Effect of Occluded Ligand Migration on the Kinetics and Structural Dynamics of Homodimeric Hemoglobin

Abstract

Small molecules such as molecular oxygen, nitric oxide, and carbon monoxide play important roles in life, and many proteins require the transport of small molecules to and from the bulk solvent for their function. Ligand migration within a protein molecule is expected to be closely related to the overall structural changes of the protein, but the detailed and quantitative connection remains elusive. For example, despite numerous studies, how occluded ligand migration affects the kinetics and structural dynamics of the R-T transition remains unclear.

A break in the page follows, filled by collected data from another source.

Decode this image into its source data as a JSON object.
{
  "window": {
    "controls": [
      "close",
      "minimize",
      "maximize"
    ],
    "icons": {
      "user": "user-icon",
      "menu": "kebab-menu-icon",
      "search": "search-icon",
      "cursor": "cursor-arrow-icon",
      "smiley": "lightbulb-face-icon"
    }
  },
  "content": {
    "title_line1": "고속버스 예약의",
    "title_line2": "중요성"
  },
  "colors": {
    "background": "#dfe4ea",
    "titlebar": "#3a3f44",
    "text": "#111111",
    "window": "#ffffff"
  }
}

To shed light on this issue, we chose homodimeric hemoglobin (HbI) with the I114F mutation (I114F), which is known to interfere with ligand migration between the primary and secondary docking sites, and studied its kinetics and structural dynamics using time-resolved X-ray solution scattering. The kinetic analysis shows that I114F has three structurally distinct intermediates (I-1 I-2, and I-3) as in the wild type (WT), but its geminate CO recombination occurs directly from I-1 without the path via I-2 observed in WT. Moreover, the structural transitions, which involve ligand migration (the transitions from I-1 to I-2 and from I-3 to the initial state), are decelerated compared to WT. The structural analysis revealed that I114F involves generally smaller structural changes in all three intermediates compared to WT.